Yeah, there’s a CGI fish that sloshes around on his tail. Sigh.
Is this movie really a creative and modern re-interpretation, or a spoof? It was hard to tell at times. And can someone please tell me, what on earth did the 3-D add to this film? How did floating dust particles and the swoosh of hemline coming towards me really make this film better? This just in: buzzing dragonflies or birds that zoom out over the audience’s head are lame, worn out gimmicks that only take away from a movie. There is absolutely no point to making this film in 3-D. None, whatsoever.
Now, there were some things I did like about this movie. The Mad Hatter played by Johnny Depp was interesting. I interpret the Mad Hatter as more disturbed and conflicted than the aloof and silly caricature Disney gave us. Depp, of course, does a great job with this mix of literal insanity and pureness of heart.
Fresh face Mia Wasikowka really pleased me as Alice. I loved her, and everything about how she played Alice. She’s genuinely innocent with her platinum ringlets and blue day dress. Her soft voice questions the status quo and she proves to be the heroine all doubted her capable of.
Hathaway as the White Queen was also good, and I loved that cold and creepy look of her court all in white.

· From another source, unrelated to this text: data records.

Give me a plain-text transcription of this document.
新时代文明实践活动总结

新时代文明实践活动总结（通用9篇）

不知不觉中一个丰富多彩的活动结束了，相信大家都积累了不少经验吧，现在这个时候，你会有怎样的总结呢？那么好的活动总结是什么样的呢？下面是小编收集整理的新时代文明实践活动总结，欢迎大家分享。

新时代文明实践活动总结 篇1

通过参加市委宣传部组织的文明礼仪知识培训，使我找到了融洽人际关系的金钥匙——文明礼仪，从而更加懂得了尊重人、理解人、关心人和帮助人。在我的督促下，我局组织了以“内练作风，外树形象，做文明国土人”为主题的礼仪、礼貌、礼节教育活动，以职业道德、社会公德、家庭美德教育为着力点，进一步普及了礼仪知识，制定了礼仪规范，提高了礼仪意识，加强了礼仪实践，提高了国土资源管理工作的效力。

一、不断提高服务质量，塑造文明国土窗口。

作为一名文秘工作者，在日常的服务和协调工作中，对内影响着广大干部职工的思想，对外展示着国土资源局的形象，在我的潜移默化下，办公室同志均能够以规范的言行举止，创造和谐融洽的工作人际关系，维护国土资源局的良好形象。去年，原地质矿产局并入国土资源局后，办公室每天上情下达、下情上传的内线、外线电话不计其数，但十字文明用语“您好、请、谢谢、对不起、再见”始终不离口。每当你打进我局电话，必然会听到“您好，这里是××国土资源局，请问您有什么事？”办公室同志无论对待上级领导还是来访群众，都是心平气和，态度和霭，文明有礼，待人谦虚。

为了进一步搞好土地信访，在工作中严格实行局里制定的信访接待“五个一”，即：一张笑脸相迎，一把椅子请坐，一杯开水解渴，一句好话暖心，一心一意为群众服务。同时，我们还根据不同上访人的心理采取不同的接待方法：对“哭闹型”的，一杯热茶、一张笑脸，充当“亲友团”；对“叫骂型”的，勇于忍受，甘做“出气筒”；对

The plot felt hurried and in places, jagged. I was sad to see less focus on the adventures Alice has on her way to the Red Castle and so much obsession on the “Jabberwocky.” After seeing the movie I had to go do some reading and double check myself. I know the “Jabberwocky,” and I know Alice, and I know Carroll wrote both, but I never remembered one being the driving force of the other’s storyline. The constant referencing and recitation was inane to me. Much of Carroll’s transcendental allegory was lost in this literal quest to slay the beast. The main theme I came away with was “look at me, I’m a really unique interpretation of Alice in Wonderland with special effects, isn’t this crazy?!?!”
One aspect of this film I passionately loved was the wardrobe. Ensemble scenes in particular were impeccably styled. I would kill for the party frock Alice wears in the Red Queen’s court, this little masterpiece of asymmetrical draping, funky piping, red tulle, and animal print. That was the visual highlight of this movie for me!
So after all the hype and hope, I think Burton’s Alice was a big ole letdown. It really had all the potential of being creeptastic and well-done, but gave in to social pressures of cheesy 3-D and sloppy CGI. And maybe it’s the English major in me, but I just didn’t jive with Burton’s mashup of Carroll’s works, especially at the expense of the original main idea.